To search using indexing, locate the key in the index first, then follow the pointer to the actual record or block.
Example:
- To find employee E104, hash E104 and check that location.
- To find all records in a date range, use the index to jump to the starting point and scan relevant ordered entries.
This process avoids scanning the full dataset and greatly improves performance.

Advantages / Applications

Very fast search and retrieval

Hashing allows rapid exact-key lookup, often close to constant time on average.
Indexing reduces search time by narrowing the search space significantly.
This is especially useful in large databases and information systems.

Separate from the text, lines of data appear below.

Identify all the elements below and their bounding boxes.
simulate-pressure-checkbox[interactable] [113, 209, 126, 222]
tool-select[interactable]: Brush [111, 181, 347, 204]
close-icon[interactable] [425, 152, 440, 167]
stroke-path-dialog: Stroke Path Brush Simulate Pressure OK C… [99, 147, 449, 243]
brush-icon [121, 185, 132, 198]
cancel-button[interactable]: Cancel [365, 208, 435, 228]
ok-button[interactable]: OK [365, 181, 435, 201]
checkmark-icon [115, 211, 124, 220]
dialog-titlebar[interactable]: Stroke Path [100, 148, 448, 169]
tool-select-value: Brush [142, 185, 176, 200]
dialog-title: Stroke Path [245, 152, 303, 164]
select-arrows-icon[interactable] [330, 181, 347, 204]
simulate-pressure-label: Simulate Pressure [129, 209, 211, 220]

Efficient database and file access

Indexes are widely used in database management systems to speed up SELECT queries.
Hashing is commonly used in hash tables, caches, symbol tables, password verification systems, and dictionaries.
Example applications:
- Library management systems
- Banking systems
- E-commerce product lookup
- Search engines and content retrieval systems

Supports large-scale data management

These techniques make it possible to handle millions or billions of records efficiently.
Indexing supports ordered access and range searching.
Hashing supports quick direct access for unique identifiers.
Together, they are essential in operating systems, compilers, databases, and web applications.

Summary

Hashing maps a key to a table position for fast direct access.
Indexing stores key-to-location references to speed up record retrieval.
Hashing is best for exact-match searches, while indexing is also useful for ordered and range-based searches.
Important terms to remember: hash function, hash table, collision, chaining, open addressing, primary index, secondary index, dense index, sparse index, load factor.